Queixas como essas e outras são comuns hoje em dia, visto que vivemos no meio de pessoas imperfeitas num mundo nada ideal. As queixas abrangem desde expressões passivas de desagrado, pesar, dor ou ressentimento por causa duma situação, até uma acusação formal contra alguém. A maioria prefere evitar queixas e confrontos; mas, será que se precisa sempre ficar calado? Qual é o conceito da Bíblia sobre isso?
Maus efeitos para nós e para outros
Não há dúvida de que um crônico espírito de queixa é prejudicial, e é condenado na Bíblia. O queixoso causará dano físico e espiritual a si mesmo e vexame aos de quem se queixa. Um provérbio bíblico diz a respeito duma esposa queixosa: “A goteira do telhado, que afugenta no dia de chuva contínua, e a esposa contenciosa são comparáveis.” (Provérbios 27:15) Queixar-se de Jeová ou de uma das suas provisões é especialmente condenável. Quando a nação de Israel se queixou do maná milagroso, fornecido durante a sua peregrinação de 40 anos no ermo, chamando-o de “pão desprezível”, Jeová enviou serpentes venenosas para punir os queixosos desrespeitosos, e muitos deles morreram. — Números 21:5, 6.
Além disso, Jesus aconselhou seus seguidores a não se queixarem do “argueiro” de defeitos notado em outros humanos, mas a estar atentos à “trave” maior de faltas que nós mesmos temos. (Mateus 7:1-5) De forma similar, Paulo condenou o julgar alguém (uma forma de queixa) como algo “inescusável, . . . visto que tu, que julgas, praticas as mesmas coisas”. Esta cautela contra a queixa deve induzir-nos a evitar sermos desnecessariamente críticos e criar um espírito queixoso. — Romanos 2:1.
É toda queixa condenável?
Devemos então concluir que todas as formas de queixa são condenáveis? Não, não devemos. A Bíblia indica que há muitas injustiças, neste mundo falho em que vivemos, que requerem mesmo correção. Jesus, numa ilustração, fez menção dum juiz injusto que a contragosto concedeu justiça a uma viúva oprimida, para que ela não ‘persistisse em vir e em amofiná-lo até o fim’. (Lucas 18:1-8) Em certos sentidos, nós também talvez tenhamos de persistir com nossas queixas até que se retifiquem os erros.

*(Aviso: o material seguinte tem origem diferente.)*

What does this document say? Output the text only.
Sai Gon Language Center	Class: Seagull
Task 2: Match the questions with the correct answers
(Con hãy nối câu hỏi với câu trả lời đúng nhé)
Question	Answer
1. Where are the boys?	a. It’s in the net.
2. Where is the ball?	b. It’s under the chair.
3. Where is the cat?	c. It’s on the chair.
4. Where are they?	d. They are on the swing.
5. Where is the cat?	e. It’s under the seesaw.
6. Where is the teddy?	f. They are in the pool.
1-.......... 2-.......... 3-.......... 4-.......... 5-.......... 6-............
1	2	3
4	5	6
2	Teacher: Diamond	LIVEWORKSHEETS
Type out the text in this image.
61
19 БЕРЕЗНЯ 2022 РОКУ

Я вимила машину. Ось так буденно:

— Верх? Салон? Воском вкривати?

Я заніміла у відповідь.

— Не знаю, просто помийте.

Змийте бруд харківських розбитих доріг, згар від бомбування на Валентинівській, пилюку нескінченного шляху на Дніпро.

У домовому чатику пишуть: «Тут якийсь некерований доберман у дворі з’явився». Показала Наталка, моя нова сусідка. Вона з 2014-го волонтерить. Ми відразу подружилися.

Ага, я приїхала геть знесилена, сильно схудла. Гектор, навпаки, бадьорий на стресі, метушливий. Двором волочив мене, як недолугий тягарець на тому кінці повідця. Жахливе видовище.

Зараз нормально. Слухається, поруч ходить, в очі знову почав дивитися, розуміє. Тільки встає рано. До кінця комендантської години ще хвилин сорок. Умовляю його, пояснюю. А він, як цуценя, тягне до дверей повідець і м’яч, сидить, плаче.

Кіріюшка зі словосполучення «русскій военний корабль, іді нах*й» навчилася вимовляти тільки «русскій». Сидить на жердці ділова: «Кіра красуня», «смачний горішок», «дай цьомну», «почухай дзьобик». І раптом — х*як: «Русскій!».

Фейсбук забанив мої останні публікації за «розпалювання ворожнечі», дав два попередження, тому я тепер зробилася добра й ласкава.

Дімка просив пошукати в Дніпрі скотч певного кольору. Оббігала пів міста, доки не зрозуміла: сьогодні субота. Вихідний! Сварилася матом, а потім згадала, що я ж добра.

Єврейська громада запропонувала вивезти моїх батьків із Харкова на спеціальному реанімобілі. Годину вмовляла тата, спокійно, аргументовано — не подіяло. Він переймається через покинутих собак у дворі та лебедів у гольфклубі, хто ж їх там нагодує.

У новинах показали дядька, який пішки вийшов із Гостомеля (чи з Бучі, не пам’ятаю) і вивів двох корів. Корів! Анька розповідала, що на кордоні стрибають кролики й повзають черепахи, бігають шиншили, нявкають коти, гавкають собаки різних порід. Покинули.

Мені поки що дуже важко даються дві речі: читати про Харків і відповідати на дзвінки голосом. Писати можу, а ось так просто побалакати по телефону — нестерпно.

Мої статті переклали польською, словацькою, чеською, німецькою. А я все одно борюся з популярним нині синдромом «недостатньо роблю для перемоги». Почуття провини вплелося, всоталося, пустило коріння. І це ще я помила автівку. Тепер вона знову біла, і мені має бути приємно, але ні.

Por incentivar-nos a orar pela vinda do Reino de Deus, não nos exortou Jesus a reconhecer as deficiências do mundo atual e a ‘clamar’ a Deus pedindo uma solução? (Mateus 6:10) Quando “o clamor de queixa” a respeito da iniqüidade das antigas Sodoma e Gomorra chegou aos ouvidos de Jeová, ele enviou seus mensageiros para “ver se de fato [elas agiam] segundo o clamor sobre isso” e solucionar o caso. (Gênesis 18:20, 21) Para o alívio dos que se haviam queixado a ele, Jeová subseqüentemente retificou a situação por destruir as duas cidades e seus habitantes imorais.
A congregação cristã
Deveria ser diferente entre irmãos na congregação cristã? Embora os cristãos sejam homens e mulheres imperfeitos, procuram seriamente servir a Deus em paz e união. No entanto, surgem situações entre eles que dão certa margem a queixas e que exigem soluções. No primeiro século, surgiu uma situação na congregação de ungidos, pouco depois do Pentecostes. Muitos cristãos recém-convertidos permaneceram em Jerusalém para receber mais instruções e encorajamento. Compartilhavam-se os suprimentos disponíveis de alimentos. No entanto, “surgiram resmungos da parte dos judeus que falavam grego contra os judeus que falavam hebraico, porque as suas viúvas estavam sendo passadas por alto na distribuição diária”. Em vez de condenar esses queixosos como perturbadores, os apóstolos passaram a agir para corrigir a situação. Deveras, queixas justas, feitas com o devido respeito e no espírito correto, serão atendidas humildemente, e os que têm a supervisão na congregação tomarão providências. — Atos 6:1-6; 1 Pedro 5:3.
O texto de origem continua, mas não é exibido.